WATERVILLE — The animal shelter operated by the Humane Society Waterville Area has reopened after closing in late July because several cats and dogs had fallen ill and overcrowding prompted officials to send many animals to other shelters.

“We have been cleared for illness,” Malena Gatti, a member of the Humane Society’s board of directors, said Tuesday. “We had a follow-up inspection a few weeks ago and our team had been able to turn the whole operation around so quickly that the state lifted our quarantine after, I believe, 25 days, which was shorter than the estimates they originally gave us.

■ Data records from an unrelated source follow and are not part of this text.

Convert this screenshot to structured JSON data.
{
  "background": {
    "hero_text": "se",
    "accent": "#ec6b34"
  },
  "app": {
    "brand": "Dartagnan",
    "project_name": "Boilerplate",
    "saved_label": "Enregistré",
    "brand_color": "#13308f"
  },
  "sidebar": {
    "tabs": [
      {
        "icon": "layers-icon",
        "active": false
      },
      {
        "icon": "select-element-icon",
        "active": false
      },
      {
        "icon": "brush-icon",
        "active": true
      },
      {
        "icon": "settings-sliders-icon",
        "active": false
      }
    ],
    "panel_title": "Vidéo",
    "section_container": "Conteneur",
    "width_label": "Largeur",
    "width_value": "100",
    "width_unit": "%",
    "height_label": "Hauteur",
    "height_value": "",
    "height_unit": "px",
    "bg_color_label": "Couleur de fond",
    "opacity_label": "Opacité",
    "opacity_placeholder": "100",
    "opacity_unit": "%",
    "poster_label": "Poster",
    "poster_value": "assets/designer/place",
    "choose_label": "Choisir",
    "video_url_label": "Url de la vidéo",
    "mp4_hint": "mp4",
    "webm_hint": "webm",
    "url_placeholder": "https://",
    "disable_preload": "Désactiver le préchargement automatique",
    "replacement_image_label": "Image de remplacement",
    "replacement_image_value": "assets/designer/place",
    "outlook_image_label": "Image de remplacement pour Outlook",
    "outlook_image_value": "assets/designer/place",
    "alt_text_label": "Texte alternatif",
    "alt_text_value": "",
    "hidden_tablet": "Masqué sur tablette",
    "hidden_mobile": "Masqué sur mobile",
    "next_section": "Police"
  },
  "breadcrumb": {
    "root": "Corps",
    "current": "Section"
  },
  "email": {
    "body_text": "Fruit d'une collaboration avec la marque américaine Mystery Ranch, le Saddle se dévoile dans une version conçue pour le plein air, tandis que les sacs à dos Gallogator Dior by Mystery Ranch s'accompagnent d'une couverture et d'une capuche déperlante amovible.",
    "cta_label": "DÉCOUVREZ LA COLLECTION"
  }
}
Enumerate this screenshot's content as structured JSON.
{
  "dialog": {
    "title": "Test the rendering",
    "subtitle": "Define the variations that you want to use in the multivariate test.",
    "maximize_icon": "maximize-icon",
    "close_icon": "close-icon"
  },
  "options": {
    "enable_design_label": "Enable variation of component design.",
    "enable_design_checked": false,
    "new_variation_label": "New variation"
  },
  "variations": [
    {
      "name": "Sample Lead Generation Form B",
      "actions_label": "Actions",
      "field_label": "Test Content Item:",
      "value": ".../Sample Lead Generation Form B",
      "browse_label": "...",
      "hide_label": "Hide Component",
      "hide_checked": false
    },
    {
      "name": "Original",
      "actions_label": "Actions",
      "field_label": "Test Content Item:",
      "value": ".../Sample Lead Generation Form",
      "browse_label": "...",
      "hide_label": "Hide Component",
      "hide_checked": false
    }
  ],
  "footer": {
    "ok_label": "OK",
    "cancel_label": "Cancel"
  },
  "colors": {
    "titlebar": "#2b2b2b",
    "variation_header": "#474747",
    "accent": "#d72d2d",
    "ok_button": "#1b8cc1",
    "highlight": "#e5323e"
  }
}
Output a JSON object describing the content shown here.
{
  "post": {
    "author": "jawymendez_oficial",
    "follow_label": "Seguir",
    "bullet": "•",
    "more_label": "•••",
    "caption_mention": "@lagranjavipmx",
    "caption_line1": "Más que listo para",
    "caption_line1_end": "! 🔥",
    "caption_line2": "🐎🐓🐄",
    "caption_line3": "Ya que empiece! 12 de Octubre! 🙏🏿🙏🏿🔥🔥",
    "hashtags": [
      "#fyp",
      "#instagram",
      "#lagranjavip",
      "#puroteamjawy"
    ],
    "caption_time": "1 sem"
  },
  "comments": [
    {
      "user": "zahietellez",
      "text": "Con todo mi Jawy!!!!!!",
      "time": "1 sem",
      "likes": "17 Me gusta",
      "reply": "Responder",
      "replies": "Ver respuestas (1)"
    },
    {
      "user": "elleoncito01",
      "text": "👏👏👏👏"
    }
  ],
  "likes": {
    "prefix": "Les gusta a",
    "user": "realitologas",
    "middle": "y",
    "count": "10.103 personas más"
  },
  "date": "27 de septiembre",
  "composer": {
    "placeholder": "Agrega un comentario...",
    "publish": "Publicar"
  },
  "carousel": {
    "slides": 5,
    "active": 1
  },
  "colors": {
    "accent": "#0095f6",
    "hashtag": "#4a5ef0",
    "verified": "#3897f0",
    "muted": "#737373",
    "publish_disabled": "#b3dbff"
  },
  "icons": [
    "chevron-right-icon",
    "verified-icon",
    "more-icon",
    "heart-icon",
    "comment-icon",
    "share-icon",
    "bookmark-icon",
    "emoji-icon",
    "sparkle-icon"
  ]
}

They had told us it would be 30 to 90 days.”

Veterinarians at the time the shelter closed confirmed some cats had ringworm and upper respiratory infections, and some dogs had kennel cough.

The animals were quarantined and officials worked with the Maine Federation of Humane Societies and the Animal Refuge League of Greater Portland to move animals to other sites, Gatti, the shelter’s spokesperson, said at the time.

She noted this week that while the shelter was cleared recently for ringworm and kennel cough, it has three cats with upper respiratory infections, but “lower numbers like this (are) relatively common in shelter settings, so it’s not necessarily a huge concern.”

She said the shelter at 100 Webb Road has developed relationships with veterinary clinics in the area to assess animals that come in and treat those in need of care.


The shelter’s board of directors in July asked the state to inspect the shelter due to concerns it was overpopulated with animals and because of procedural problems. State animal welfare officials inspected the facility and confirmed an overpopulation of 200 animals.

The state Animal Welfare Program, part of the Maine Department of Agriculture, Conservation and Forestry, made recommendations for the care of animals and other improvements, according to Gatti.

About the time the shelter closed, its executive director, Lisa Oakes, left her position, although neither she nor Gatti would say why, citing confidentiality agreements. Soon afterward, four board members also left.

Oakes had taken over as executive director of the nonprofit shelter in November 2018 after serving as interim director.

Money was needed at the time to help with operating expenses and repairs to the building, which was about 10 years old. By early December 2018, more than $100,000 had been raised toward a goal of $250,000, which was ultimately met. The contributions enabled the shelter to remain open.

Shelter officials changed policies and procedures when the facility went through a transition period after former Executive Director Lisa Smith resigned in October 2018. Her resignation followed an outbreak of feline distemper and the disappearance of two pit bull terriers from the shelter shortly after a court had ordered them euthanized because they had killed a dog and maimed its owner in Winslow.


Afterward, Oakes became president of the shelter’s board of directors, filled in as shelter director and then agreed to become executive director.

Gatti said this week there was no public notice about the shelter’s recent reopening because officials “wanted to make it a slow and gradual transition for the good of the staff and the animals.”

She said many improvements have been made at the shelter and the Humane Society is looking for a new executive director.

Chelsea Braley, feline team manager at the Humane Society Waterville Area, cares for cats at the shelter in Waterville on Wednesday. The shelter currently has 25 cats available for adoption. Rich Abrahamson/Morning Sentinel

“We have some very qualified candidates and are excited to bring someone new in who will lead our efforts in rebuilding our relationship with the community,” Gatti said. “We hope to ramp up fundraising soon after hiring a new director, as that will be our next immediate need in order to bring stability to the organization.”

The shelter now has 118 cats and 25 dogs, and officials are looking to bring those numbers down, she said.

“We are working with all potential adopters who have reached out to us since we’ve opened back up to find these animals their forever home,” Gatti said. “If anyone reading is interested in adopting, we encourage them to fill out the adoption application found on our website (hswa.org).”